Türkische Militärs trainieren neuerdings auch die libysche Küstenwache und
die Luftwaffe. Im Gegenzug hat die libysche Einheitsregierung umfangreiche
Wirtschaftsabkommen mit der Türkei geschlossen. Zuletzt wurde der
Wiederaufbau des internationalen Flughafens von Tripolis an ein türkisches
Baukonsortium vergeben.
Der Hauptabschreckungsfaktor gegen die mit türkischer Hilfe aufgerüsteten
westlibyschen Einheiten sind ein Dutzend russische Mig-29-Kampfflugzeuge,
die auf dem Militärflughafen des zentrallibyschen Jufra stationiert sind.

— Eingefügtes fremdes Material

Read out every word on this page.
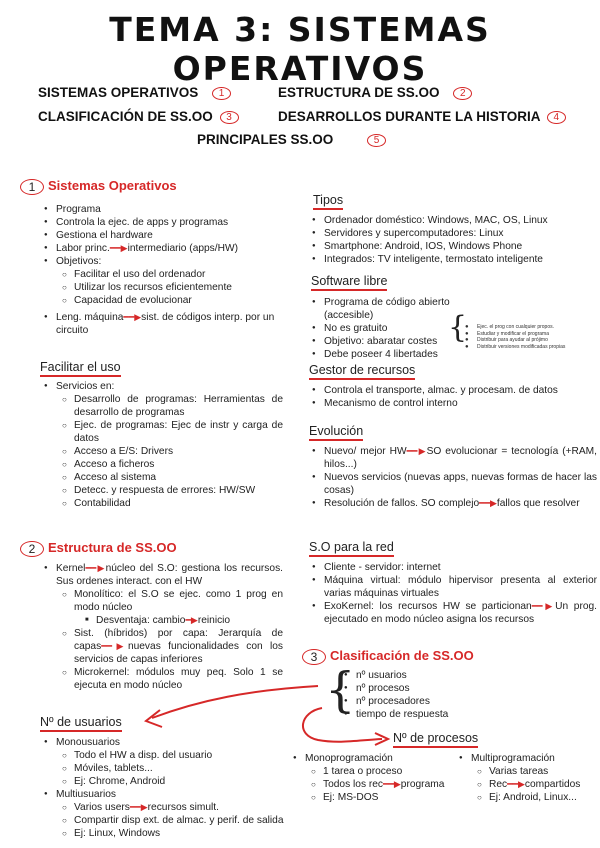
TEMA 3: SISTEMAS OPERATIVOS
SISTEMAS OPERATIVOS 1	ESTRUCTURA DE SS.OO 2
CLASIFICACIÓN DE SS.OO 3	DESARROLLOS DURANTE LA HISTORIA 4
PRINCIPALES SS.OO	5
1 Sistemas Operativos
● Programa
● Controla la ejec. de apps y programas
● Gestiona el hardware
● Labor princ.━━▶intermediario (apps/HW)
● Objetivos:
○ Facilitar el uso del ordenador
○ Utilizar los recursos eficientemente
○ Capacidad de evolucionar
● Leng. máquina━━▶sist. de códigos interp. por un circuito
Facilitar el uso
● Servicios en:
○ Desarrollo de programas: Herramientas de desarrollo de programas
○ Ejec. de programas: Ejec de instr y carga de datos
○ Acceso a E/S: Drivers
○ Acceso a ficheros
○ Acceso al sistema
○ Detecc. y respuesta de errores: HW/SW
○ Contabilidad
Tipos
● Ordenador doméstico: Windows, MAC, OS, Linux
● Servidores y supercomputadores: Linux
● Smartphone: Android, IOS, Windows Phone
● Integrados: TV inteligente, termostato inteligente
Software libre
● Programa de código abierto (accesible)
● No es gratuito
● Objetivo: abaratar costes
● Debe poseer 4 libertades
{	● Ejec. el prog con cualquier propos.
● Estudiar y modificar el programa
● Distribuir para ayudar al prójimo
● Distribuir versiones modificadas propias
Gestor de recursos
● Controla el transporte, almac. y procesam. de datos
● Mecanismo de control interno
Evolución
● Nuevo/ mejor HW━━▶SO evolucionar = tecnología (+RAM, hilos...)
● Nuevos servicios (nuevas apps, nuevas formas de hacer las cosas)
● Resolución de fallos. SO complejo━━▶fallos que resolver
2 Estructura de SS.OO
● Kernel━━▶núcleo del S.O: gestiona los recursos. Sus ordenes interact. con el HW
○ Monolítico: el S.O se ejec. como 1 prog en modo núcleo
■ Desventaja: cambio━▶reinicio
○ Sist. (híbridos) por capa: Jerarquía de capas━━▶nuevas funcionalidades con los servicios de capas inferiores
○ Microkernel: módulos muy peq. Solo 1 se ejecuta en modo núcleo
S.O para la red
● Cliente - servidor: internet
● Máquina virtual: módulo hipervisor presenta al exterior varias máquinas virtuales
● ExoKernel: los recursos HW se particionan━━▶Un prog. ejecutado en modo núcleo asigna los recursos
3 Clasificación de SS.OO
{ ● nº usuarios
● nº procesos
● nº procesadores
● tiempo de respuesta
Nº de usuarios
● Monousuarios
○ Todo el HW a disp. del usuario
○ Móviles, tablets...
○ Ej: Chrome, Android
● Multiusuarios
○ Varios users━━▶recursos simult.
○ Compartir disp ext. de almac. y perif. de salida
○ Ej: Linux, Windows
Nº de procesos
● Monoprogramación
○ 1 tarea o proceso
○ Todos los rec━━▶programa
○ Ej: MS-DOS
● Multiprogramación
○ Varias tareas
○ Rec━━▶compartidos
○ Ej: Android, Linux...
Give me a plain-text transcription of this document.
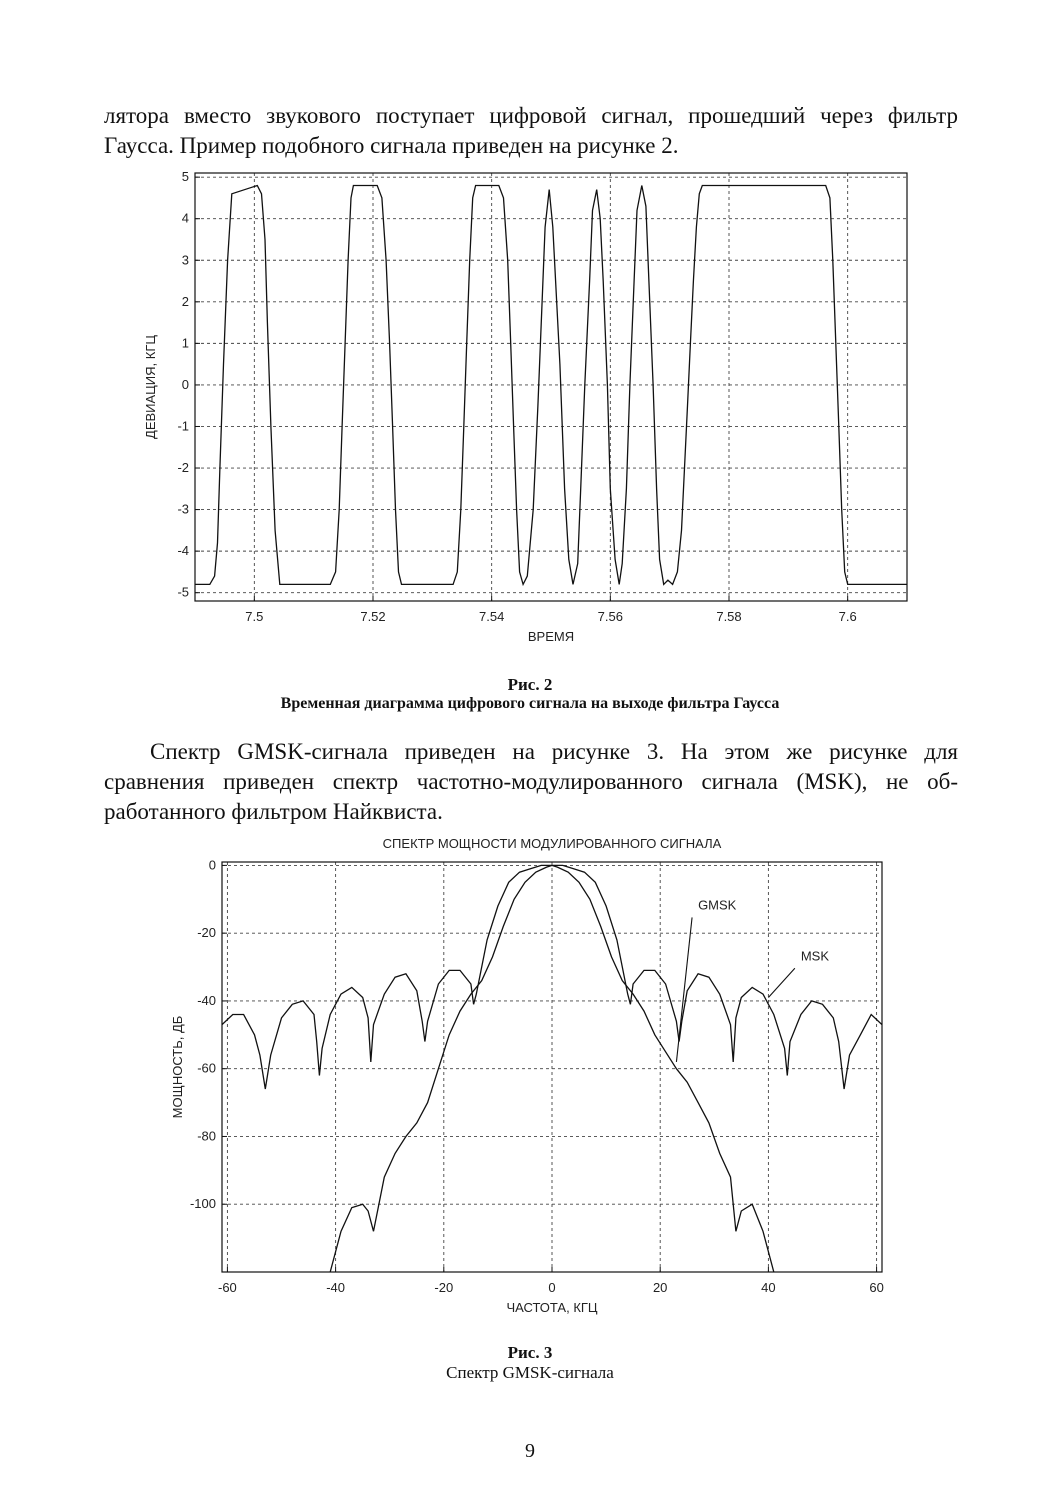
лятора вместо звукового поступает цифровой сигнал, прошедший через фильтр
Гаусса. Пример подобного сигнала приведен на рисунке 2.
7.5	7.52	7.54	7.56	7.58	7.6
5
4
3
2
1
0
-1
-2
-3
-4
-5
ВРЕМЯ
ДЕВИАЦИЯ, КГЦ
-60	-40	-20	0	20	40	60
0
-20
-40
-60
-80
-100
ЧАСТОТА, КГЦ
МОЩНОСТЬ, ДБ
СПЕКТР МОЩНОСТИ МОДУЛИРОВАННОГО СИГНАЛА
GMSK
MSK
Рис. 2
Временная диаграмма цифрового сигнала на выходе фильтра Гаусса
Спектр GMSK-сигнала приведен на рисунке 3. На этом же рисунке для
сравнения приведен спектр частотно-модулированного сигнала (MSK), не об-
работанного фильтром Найквиста.
Рис. 3
Спектр GMSK-сигнала
9
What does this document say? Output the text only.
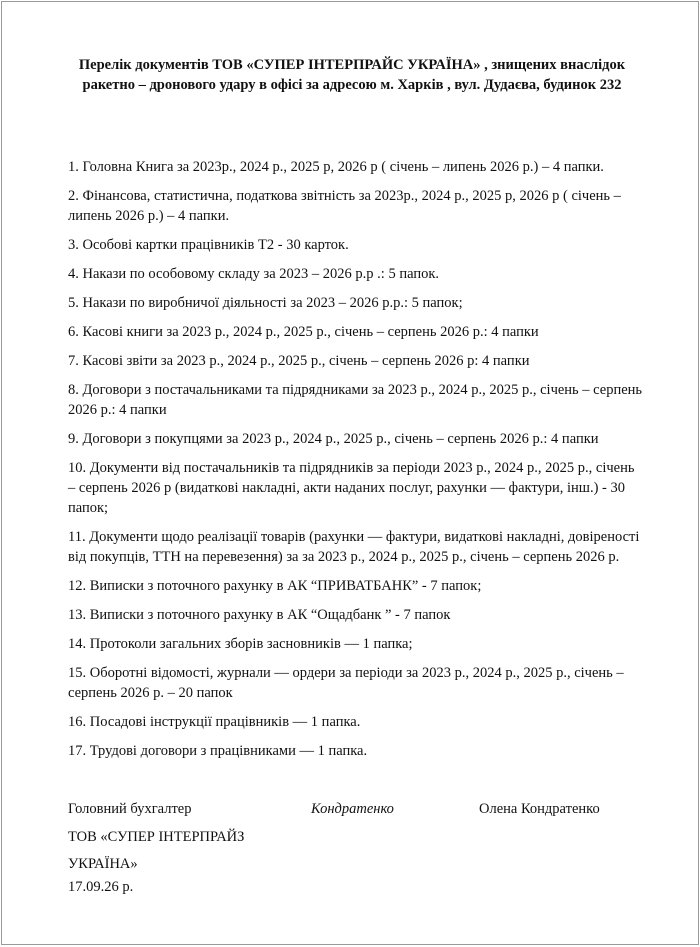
Перелік документів ТОВ «СУПЕР ІНТЕРПРАЙС УКРАЇНА» , знищених внаслідок ракетно – дронового удару в офісі за адресою м. Харків , вул. Дудаєва, будинок 232
1. Головна Книга за 2023р., 2024 р., 2025 р, 2026 р ( січень – липень 2026 р.) – 4 папки.
2. Фінансова, статистична, податкова звітність за 2023р., 2024 р., 2025 р, 2026 р ( січень – липень 2026 р.) – 4 папки.
3. Особові картки працівників Т2 - 30 карток.
4. Накази по особовому складу за 2023 – 2026 р.р .: 5 папок.
5. Накази по виробничої діяльності за 2023 – 2026 р.р.: 5 папок;
6. Касові книги за 2023 р., 2024 р., 2025 р., січень – серпень 2026 р.: 4 папки
7. Касові звіти за 2023 р., 2024 р., 2025 р., січень – серпень 2026 р: 4 папки
8. Договори з постачальниками та підрядниками за 2023 р., 2024 р., 2025 р., січень – серпень 2026 р.: 4 папки
9. Договори з покупцями за 2023 р., 2024 р., 2025 р., січень – серпень 2026 р.: 4 папки
10. Документи від постачальників та підрядників за періоди 2023 р., 2024 р., 2025 р., січень – серпень 2026 р (видаткові накладні, акти наданих послуг, рахунки — фактури, інш.) - 30 папок;
11. Документи щодо реалізації товарів (рахунки — фактури, видаткові накладні, довіреності від покупців, ТТН на перевезення) за за 2023 р., 2024 р., 2025 р., січень – серпень 2026 р.
12. Виписки з поточного рахунку в АК “ПРИВАТБАНК” - 7 папок;
13. Виписки з поточного рахунку в АК “Ощадбанк ” - 7 папок
14. Протоколи загальних зборів засновників — 1 папка;
15. Оборотні відомості, журнали — ордери за періоди за 2023 р., 2024 р., 2025 р., січень – серпень 2026 р. – 20 папок
16. Посадові інструкції працівників — 1 папка.
17. Трудові договори з працівниками — 1 папка.
Головний бухгалтер	Кондратенко	Олена Кондратенко
ТОВ «СУПЕР ІНТЕРПРАЙЗ
УКРАЇНА»
17.09.26 р.
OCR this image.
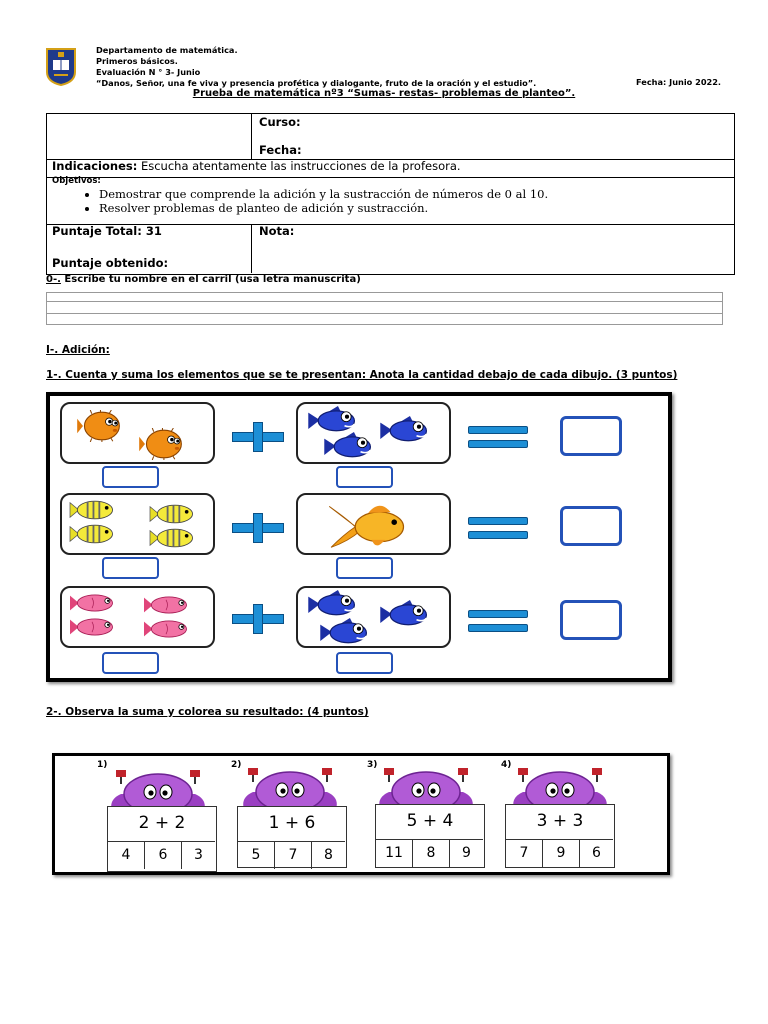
Departamento de matemática.
Primeros básicos.
Evaluación N ° 3- Junio
“Danos, Señor, una fe viva y presencia profética y dialogante, fruto de la oración y el estudio”.	Fecha: Junio 2022.
Prueba de matemática nº3 “Sumas- restas- problemas de planteo”.
Curso:
Fecha:
Indicaciones: Escucha atentamente las instrucciones de la profesora.
Objetivos:
• Demostrar que comprende la adición y la sustracción de números de 0 al 10.
• Resolver problemas de planteo de adición y sustracción.
Puntaje Total: 31
Puntaje obtenido:
Nota:
0-. Escribe tu nombre en el carril (usa letra manuscrita)
I-. Adición:
1-. Cuenta y suma los elementos que se te presentan: Anota la cantidad debajo de cada dibujo. (3 puntos)
2-. Observa la suma y colorea su resultado: (4 puntos)
1)
2 + 2
4	6	3
2)
1 + 6
5	7	8
3)
5 + 4
11	8	9
4)
3 + 3
7	9	6
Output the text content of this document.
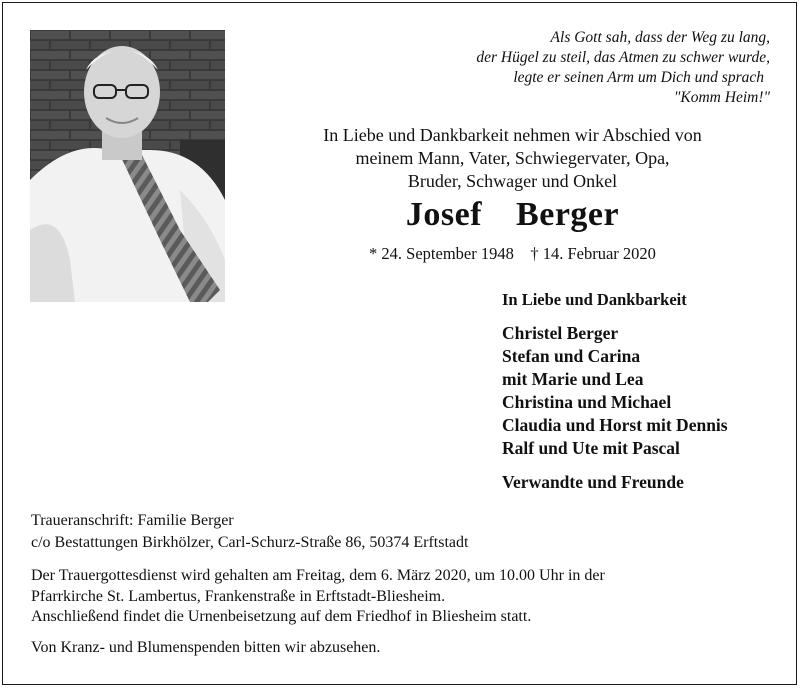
Als Gott sah, dass der Weg zu lang,
der Hügel zu steil, das Atmen zu schwer wurde,
legte er seinen Arm um Dich und sprach
"Komm Heim!"
In Liebe und Dankbarkeit nehmen wir Abschied von
meinem Mann, Vater, Schwiegervater, Opa,
Bruder, Schwager und Onkel
Josef  Berger
* 24. September 1948 † 14. Februar 2020
In Liebe und Dankbarkeit
Christel Berger
Stefan und Carina
mit Marie und Lea
Christina und Michael
Claudia und Horst mit Dennis
Ralf und Ute mit Pascal
Verwandte und Freunde
Traueranschrift: Familie Berger
c/o Bestattungen Birkhölzer, Carl-Schurz-Straße 86, 50374 Erftstadt
Der Trauergottesdienst wird gehalten am Freitag, dem 6. März 2020, um 10.00 Uhr in der
Pfarrkirche St. Lambertus, Frankenstraße in Erftstadt-Bliesheim.
Anschließend findet die Urnenbeisetzung auf dem Friedhof in Bliesheim statt.
Von Kranz- und Blumenspenden bitten wir abzusehen.
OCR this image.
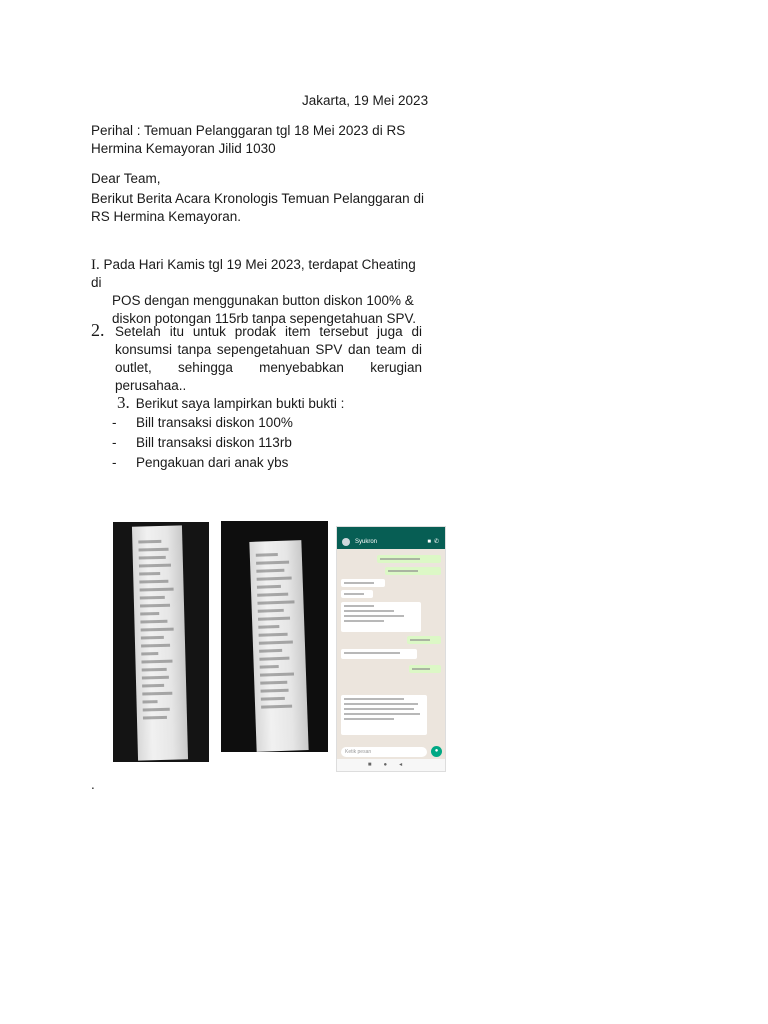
Jakarta, 19 Mei 2023
Perihal : Temuan Pelanggaran tgl 18 Mei 2023 di RS Hermina Kemayoran Jilid 1030
Dear Team,
Berikut Berita Acara Kronologis Temuan Pelanggaran di RS Hermina Kemayoran.
I. Pada Hari Kamis tgl 19 Mei 2023, terdapat Cheating di
POS dengan menggunakan button diskon 100% & diskon potongan 115rb tanpa sepengetahuan SPV.
2. Setelah itu untuk prodak item tersebut juga di konsumsi tanpa sepengetahuan SPV dan team di outlet, sehingga menyebabkan kerugian perusahaa..
3. Berikut saya lampirkan bukti bukti :
- Bill transaksi diskon 100%
- Bill transaksi diskon 113rb
- Pengakuan dari anak ybs
Syukron	■ ✆
Ketik pesan	●
■●◂
.
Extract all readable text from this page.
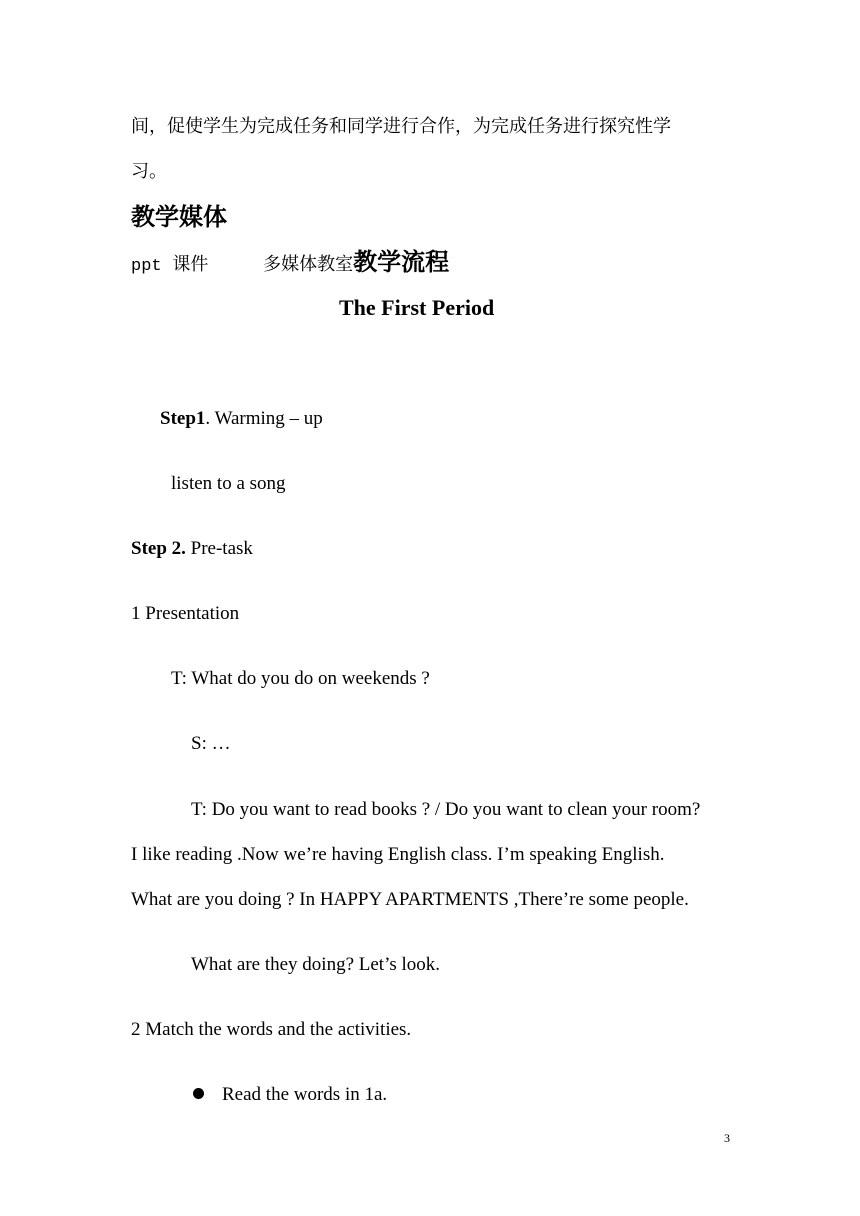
间，促使学生为完成任务和同学进行合作，为完成任务进行探究性学
习。
教学媒体
ppt 课件	多媒体教室教学流程
The First Period
Step1. Warming – up
listen to a song
Step 2. Pre-task
1 Presentation
T: What do you do on weekends ?
S: …
T: Do you want to read books ? / Do you want to clean your room?
I like reading .Now we’re having English class. I’m speaking English.
What are you doing ? In HAPPY APARTMENTS ,There’re some people.
What are they doing? Let’s look.
2 Match the words and the activities.
Read the words in 1a.
3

Haftars LNA kontrolliert immer noch die meisten Ölfelder und damit die
Haupteinnahmequelle des Staats. Söldner der privaten russischen
Sicherheitsfirma Wagner und angeheuerte sudanesische Rebellen, die
aufseiten Haftars kämpfen, konnten eine geplante türkische Offensive auf
die Ölfelder verhindern.
## Abkommen bleibt vage
Der Leiter von Haftars Delegation in Genf, Mohammed Alamami, bezeichnete
das Abkommen vom Freitag als wichtigen Schritt zu einem dauerhaften Frieden
in Libyen. Ein Sprecher des EU-Außenbeauftragten Josep Borrell teilte mit,
das Abkommen sei ein Schlüssel für die Wiederaufnahme des politischen
Friedensprozesses. Dieser sei die Vorbedingung für die zugesagten
Finanzhilfen sowie für ein weiteres Engagement der EU in Libyen.
Das Genfer Abkommen bleibt in vielen Punkten allerdings vage, etwa bei der
von Tripolis geforderten Demilitarisierung der Stadt Sirte und der
Ölfelder. Haftars Offiziere wollen in Zentrallibyen nur gemeinsame
Patrouillen zulassen.
Laut Abkommen muss auch das Training von libyschen Militärs durch
ausländische Berater beendet werden. „Werden die türkischen und russischen
Militärs einfach so abziehen und damit freiwillig die Kontrolle über
Afrikas ölreichste Region aufgeben?“, fragt der politische Analyst Wail
al-Uscheibi aus Bengasi gegenüber der taz, „ich bezweifle das.“
Mit dem Waffenstillstand ist es der nur übergangsweise als UNSMIL-Chefin
agierenden Williams gelungen, den politischen Übergangsprozess wieder in
die Hände der UNO zu legen. Al-Uscheibi hofft, dass nun die Beschlüsse der
Berliner Libyen-Konferenz aus dem Januar umgesetzt werden. Ab dem 9.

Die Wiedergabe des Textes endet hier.